Published: Sun, March 17, 2019
Finance | By Loren Pratt

IEA sees modest oil market deficit in Q2

IEA sees modest oil market deficit in Q2

Oil's poised for the best weekly rally in a month as the world's top crude producers are scheduled to discuss extending their pledged output curbs to avert a global glut.

In its Oil Market Report released on March 15, the IEA (International Energy Agency) estimated that the oil market will fall into a deficit of 0.5 MMbpd (million barrels per day) in Q2 2019, which could help USA crude oil prices to easily move above the psychologically important level of $60. A meeting between President Donald Trump and President Xi Jinping to sign an agreement to end their trade war won't occur this month and is more likely to happen in April at the earliest, three people familiar with the matter said. This led to the US taking a number of steps in the 1980s to take away OPEC's monopoly in determining oil prices, and the USA has strengthened global commodity markets with Chicago and NY.

Along with this, the cuts in pumping implemented by the Organization of Petroleum Exporting Countries (OPEC) and some large producers outside that group, as well as the increase in the crude extraction in the United States, influenced the prices of the so-called black gold.

The association also warned in its report that, despite efforts to balance the market, the crude supply could grow stronger than demand during 2019.

A falling USA dollar could help the situation as well, and as the Saudi cuts continue to grip the market, I think overall we have a constructive outlook for crude oil as not only do all those things coming together, but we also have Chinese stimulus that will push demand on the mainland as well.

The instability in Venezuela and the growing evidence of a slowdown in United States shale have pushed prices up. This translates to a serious weakening of both Russian Federation and Saudi Arabia's hands in terms of dominating both production and global oil prices. We will observe the economic-political consequences of the USA cornering Saudi Arabia, Iran and Venezuela in the global oil game.

The agency also said rising U.S. output was providing comfort to world markets.

IEA President Fatih Birol, whose remarks were included in the report, said that there might be extraordinary changes in the global oil industry in the future and that the US would continue to influence the global oil market over this five-year period.

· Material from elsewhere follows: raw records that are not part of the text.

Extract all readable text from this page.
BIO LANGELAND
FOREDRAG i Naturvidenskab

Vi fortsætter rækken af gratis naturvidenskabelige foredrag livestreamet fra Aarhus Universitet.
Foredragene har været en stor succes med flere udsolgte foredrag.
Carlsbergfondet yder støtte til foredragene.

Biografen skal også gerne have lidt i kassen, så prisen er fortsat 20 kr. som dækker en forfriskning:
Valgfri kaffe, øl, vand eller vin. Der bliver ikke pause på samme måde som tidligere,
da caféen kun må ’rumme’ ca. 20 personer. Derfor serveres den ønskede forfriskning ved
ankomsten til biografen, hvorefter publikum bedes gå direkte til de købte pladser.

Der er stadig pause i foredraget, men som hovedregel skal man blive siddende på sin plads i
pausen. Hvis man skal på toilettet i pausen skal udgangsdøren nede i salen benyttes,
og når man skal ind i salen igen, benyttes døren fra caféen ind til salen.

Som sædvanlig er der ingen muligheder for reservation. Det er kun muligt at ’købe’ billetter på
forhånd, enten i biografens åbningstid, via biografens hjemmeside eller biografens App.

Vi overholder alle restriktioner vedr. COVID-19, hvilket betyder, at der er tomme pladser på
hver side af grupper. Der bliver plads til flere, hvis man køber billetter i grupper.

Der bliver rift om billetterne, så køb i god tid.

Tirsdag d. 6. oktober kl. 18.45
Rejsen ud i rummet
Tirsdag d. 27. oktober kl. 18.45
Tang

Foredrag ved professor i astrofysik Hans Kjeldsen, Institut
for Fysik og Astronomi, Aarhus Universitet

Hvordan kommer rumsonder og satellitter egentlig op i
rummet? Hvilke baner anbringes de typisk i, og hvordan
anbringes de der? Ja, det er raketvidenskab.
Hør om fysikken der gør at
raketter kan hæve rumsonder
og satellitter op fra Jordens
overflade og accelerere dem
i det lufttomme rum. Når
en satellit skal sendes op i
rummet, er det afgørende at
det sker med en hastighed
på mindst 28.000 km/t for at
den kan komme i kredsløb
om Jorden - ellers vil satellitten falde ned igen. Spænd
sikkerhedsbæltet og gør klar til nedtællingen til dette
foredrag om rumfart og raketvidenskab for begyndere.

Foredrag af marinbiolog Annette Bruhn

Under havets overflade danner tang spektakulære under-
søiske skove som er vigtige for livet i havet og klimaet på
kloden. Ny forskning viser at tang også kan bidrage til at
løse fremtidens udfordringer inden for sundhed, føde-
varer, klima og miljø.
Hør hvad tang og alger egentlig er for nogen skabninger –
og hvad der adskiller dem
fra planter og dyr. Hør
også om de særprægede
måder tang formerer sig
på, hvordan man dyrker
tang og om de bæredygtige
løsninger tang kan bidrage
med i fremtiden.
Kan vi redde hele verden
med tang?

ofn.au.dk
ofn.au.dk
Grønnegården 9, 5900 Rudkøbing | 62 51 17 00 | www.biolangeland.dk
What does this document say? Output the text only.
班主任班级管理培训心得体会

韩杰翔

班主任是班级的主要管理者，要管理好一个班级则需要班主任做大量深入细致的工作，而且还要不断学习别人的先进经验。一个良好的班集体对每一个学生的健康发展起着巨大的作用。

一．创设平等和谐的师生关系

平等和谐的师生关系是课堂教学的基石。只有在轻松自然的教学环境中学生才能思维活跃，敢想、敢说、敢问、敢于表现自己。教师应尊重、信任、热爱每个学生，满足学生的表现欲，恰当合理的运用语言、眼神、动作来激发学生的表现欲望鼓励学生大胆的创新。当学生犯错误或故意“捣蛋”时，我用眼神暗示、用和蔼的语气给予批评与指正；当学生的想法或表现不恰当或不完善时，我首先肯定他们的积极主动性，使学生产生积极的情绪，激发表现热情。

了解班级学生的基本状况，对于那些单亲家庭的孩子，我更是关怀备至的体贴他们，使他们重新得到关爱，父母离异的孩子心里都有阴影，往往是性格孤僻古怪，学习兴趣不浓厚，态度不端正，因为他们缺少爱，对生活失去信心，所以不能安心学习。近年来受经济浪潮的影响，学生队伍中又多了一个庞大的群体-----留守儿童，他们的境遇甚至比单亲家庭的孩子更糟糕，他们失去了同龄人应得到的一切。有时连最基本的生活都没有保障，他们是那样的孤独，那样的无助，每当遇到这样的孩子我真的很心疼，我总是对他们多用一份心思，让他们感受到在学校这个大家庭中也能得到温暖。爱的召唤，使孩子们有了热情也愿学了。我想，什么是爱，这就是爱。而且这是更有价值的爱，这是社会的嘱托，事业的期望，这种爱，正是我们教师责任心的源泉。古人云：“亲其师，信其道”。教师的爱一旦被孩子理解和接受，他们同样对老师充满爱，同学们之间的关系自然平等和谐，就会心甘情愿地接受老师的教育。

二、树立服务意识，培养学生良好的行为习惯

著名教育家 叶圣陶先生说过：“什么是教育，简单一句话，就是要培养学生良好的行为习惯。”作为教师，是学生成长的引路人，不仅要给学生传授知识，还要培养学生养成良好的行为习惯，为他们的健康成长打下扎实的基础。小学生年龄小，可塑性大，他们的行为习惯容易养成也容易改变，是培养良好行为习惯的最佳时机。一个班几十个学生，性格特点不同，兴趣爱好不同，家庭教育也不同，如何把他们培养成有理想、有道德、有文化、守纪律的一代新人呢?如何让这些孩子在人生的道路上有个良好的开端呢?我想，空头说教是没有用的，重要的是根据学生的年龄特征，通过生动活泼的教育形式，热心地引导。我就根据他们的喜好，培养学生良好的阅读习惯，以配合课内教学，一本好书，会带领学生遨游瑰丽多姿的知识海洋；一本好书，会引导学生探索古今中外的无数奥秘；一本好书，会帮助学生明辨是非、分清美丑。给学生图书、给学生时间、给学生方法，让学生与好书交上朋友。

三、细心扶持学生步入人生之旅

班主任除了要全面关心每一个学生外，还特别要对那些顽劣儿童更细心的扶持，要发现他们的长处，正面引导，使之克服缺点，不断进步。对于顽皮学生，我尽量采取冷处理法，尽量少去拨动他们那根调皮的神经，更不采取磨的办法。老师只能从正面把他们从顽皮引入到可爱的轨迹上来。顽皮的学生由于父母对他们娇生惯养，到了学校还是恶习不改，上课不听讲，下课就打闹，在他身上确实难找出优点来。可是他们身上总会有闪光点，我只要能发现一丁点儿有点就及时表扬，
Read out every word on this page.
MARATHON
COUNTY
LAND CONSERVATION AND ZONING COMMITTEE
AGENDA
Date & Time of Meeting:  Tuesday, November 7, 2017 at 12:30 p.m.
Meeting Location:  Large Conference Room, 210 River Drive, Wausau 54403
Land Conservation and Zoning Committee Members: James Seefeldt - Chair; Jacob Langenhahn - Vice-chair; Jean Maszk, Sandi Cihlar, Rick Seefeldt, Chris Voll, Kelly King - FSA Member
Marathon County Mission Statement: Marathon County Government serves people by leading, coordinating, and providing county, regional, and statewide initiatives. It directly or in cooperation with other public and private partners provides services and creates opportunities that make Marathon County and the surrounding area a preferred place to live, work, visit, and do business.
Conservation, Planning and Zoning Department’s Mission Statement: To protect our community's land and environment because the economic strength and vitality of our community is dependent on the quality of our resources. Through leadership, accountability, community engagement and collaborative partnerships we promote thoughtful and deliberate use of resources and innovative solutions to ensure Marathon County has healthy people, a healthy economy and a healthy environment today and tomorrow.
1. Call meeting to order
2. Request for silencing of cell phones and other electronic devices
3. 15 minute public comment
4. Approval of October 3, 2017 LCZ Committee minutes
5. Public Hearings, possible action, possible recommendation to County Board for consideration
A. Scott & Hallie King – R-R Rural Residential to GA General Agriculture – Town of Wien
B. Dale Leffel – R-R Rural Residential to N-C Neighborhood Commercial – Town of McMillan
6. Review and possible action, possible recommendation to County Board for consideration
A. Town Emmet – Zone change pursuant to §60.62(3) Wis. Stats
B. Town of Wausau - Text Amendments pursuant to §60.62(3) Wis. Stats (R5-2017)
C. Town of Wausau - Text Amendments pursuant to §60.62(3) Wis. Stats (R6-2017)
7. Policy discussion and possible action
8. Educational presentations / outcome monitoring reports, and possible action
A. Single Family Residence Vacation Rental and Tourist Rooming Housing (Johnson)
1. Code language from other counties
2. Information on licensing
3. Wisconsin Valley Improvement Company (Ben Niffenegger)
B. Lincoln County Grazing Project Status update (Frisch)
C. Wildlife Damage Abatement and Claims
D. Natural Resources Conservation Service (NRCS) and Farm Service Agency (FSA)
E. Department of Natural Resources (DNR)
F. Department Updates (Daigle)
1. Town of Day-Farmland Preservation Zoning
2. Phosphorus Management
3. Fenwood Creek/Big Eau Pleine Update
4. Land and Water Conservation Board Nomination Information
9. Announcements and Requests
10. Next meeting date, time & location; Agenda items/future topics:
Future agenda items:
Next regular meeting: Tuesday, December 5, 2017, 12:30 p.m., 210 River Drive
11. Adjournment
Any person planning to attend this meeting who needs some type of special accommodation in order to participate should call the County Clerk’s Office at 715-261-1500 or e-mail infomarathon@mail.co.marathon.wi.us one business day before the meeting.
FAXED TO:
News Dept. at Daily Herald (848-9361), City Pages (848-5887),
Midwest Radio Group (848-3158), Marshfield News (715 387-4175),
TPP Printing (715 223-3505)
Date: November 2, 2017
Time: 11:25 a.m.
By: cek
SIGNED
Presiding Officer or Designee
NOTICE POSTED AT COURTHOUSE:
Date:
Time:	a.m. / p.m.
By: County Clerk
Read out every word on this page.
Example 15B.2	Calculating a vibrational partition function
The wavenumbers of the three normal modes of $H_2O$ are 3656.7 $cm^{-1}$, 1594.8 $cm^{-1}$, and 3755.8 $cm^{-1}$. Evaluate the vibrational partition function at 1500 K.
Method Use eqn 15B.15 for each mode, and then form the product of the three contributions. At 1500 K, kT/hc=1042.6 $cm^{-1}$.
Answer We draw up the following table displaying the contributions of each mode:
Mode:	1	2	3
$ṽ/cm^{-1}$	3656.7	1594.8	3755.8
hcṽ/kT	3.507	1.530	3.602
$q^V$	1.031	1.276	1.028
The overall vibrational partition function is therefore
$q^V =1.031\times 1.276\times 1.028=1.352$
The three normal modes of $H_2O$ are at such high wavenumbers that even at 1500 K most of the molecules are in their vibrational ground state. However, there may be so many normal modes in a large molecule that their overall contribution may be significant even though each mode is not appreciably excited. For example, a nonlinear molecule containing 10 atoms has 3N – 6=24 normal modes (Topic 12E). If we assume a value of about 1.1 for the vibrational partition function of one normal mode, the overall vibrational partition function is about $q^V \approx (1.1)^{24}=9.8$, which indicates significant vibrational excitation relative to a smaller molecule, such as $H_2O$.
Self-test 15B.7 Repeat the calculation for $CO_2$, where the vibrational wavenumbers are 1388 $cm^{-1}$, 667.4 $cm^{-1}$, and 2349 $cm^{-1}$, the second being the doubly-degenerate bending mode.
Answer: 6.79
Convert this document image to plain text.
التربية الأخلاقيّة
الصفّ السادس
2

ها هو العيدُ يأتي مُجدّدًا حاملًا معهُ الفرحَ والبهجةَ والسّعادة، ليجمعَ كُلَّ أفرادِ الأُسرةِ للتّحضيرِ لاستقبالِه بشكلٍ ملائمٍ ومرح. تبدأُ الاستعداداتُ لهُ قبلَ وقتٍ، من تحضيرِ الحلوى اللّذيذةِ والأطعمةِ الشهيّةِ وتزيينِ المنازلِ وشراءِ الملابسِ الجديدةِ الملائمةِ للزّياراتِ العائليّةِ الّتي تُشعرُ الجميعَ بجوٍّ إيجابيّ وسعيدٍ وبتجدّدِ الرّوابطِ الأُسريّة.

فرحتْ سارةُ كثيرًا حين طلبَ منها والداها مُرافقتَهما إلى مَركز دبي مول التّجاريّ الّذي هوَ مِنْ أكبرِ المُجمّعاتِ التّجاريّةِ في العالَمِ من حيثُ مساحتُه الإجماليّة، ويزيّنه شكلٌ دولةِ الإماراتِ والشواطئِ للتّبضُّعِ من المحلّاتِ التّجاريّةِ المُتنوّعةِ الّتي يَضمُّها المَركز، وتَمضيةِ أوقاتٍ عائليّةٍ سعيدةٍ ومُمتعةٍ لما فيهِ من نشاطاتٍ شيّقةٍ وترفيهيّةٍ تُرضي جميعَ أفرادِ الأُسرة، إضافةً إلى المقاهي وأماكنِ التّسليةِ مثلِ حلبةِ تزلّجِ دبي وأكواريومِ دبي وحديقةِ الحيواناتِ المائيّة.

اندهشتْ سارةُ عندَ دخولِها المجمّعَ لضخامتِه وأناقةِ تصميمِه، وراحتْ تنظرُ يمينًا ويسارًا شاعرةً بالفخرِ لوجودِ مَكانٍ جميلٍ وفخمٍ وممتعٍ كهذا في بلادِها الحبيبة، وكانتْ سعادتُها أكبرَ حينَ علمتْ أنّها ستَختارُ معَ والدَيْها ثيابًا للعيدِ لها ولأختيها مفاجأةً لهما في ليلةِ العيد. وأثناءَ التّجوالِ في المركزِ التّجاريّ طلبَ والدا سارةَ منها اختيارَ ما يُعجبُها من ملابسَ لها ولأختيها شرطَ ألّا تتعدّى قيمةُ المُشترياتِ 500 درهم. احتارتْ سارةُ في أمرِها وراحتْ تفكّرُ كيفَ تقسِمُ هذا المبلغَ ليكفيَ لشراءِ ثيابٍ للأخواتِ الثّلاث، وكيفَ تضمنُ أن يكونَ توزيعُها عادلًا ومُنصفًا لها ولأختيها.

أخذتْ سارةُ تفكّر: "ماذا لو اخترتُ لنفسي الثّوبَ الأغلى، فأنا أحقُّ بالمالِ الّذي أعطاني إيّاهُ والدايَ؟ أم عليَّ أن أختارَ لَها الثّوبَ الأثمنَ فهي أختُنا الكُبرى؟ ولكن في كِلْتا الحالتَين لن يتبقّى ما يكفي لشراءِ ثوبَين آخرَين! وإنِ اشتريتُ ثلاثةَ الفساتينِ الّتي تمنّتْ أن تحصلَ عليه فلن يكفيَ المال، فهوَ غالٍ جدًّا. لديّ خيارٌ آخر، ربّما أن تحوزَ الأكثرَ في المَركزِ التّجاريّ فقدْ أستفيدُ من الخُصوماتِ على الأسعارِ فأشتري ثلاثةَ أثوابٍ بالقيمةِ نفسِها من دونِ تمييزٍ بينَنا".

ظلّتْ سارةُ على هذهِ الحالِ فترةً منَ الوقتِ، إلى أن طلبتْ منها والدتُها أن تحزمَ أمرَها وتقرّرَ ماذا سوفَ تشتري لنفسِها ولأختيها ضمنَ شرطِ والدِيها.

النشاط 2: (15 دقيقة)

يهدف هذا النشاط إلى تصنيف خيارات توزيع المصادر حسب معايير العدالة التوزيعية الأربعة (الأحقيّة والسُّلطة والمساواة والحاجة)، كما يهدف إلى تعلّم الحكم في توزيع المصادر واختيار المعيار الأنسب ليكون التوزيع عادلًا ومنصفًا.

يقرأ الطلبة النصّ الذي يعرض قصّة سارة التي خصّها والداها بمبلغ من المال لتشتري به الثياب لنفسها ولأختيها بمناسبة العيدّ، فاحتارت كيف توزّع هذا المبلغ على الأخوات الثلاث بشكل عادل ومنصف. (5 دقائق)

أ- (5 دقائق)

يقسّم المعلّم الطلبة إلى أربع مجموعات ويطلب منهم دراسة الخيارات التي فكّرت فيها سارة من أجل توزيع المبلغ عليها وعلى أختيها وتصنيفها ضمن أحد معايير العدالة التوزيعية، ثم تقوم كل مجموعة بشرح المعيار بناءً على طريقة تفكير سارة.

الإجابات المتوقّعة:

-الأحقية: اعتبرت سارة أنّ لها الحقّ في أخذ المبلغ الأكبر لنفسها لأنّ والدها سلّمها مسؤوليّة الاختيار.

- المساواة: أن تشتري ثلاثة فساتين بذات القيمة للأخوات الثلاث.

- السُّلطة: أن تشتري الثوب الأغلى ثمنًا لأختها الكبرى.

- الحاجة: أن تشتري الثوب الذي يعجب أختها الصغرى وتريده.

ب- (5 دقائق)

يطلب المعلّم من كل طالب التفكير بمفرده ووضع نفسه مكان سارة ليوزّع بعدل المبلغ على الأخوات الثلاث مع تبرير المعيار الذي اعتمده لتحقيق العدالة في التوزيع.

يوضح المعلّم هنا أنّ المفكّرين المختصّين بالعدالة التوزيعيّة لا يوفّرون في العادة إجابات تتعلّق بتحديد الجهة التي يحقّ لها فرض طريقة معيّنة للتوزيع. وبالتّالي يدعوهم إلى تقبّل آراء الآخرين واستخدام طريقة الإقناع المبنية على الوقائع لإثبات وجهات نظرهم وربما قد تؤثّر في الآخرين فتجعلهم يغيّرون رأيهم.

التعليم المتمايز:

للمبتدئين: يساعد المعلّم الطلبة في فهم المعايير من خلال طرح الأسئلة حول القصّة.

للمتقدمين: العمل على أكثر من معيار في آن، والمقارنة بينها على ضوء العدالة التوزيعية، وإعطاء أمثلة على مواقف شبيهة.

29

With production in Canada also increasing, and most of its exports moving to USA refineries, more United States crude should be available for export.

"Much of this spare capacity is composed of crude oil similar in quality to Venezuela's exports", said the agency. With increasing competition, the global demand for OPEC production will not return to pre-2016 levels during the period in question.

After oil prices had a rollercoaster ride at the end of past year, OPEC+ agreed to cut production by 1.2 mbd in January to June. The IEA report indicates that USA energy growth will continue to meet 70 percent of the increase in global production capacity by 2024.

It was also reported that Saudi Arabia exceeded its reduction commitments to 170 per cent.

In a Financial Times news article, according to market research firm Rystad Energy's predictions, we will experience a 2019 where very shocking changes that would not have come to mind will take place in the global energy market.

In 2018, petroleum trade volume, which stands for imports minus exports, reached 2.3 million barrels per day, which was its lowest level since 1967, said EIA. Involuntary production declines from the coalition's members including Venezuela and Iran have further squeezed supplies.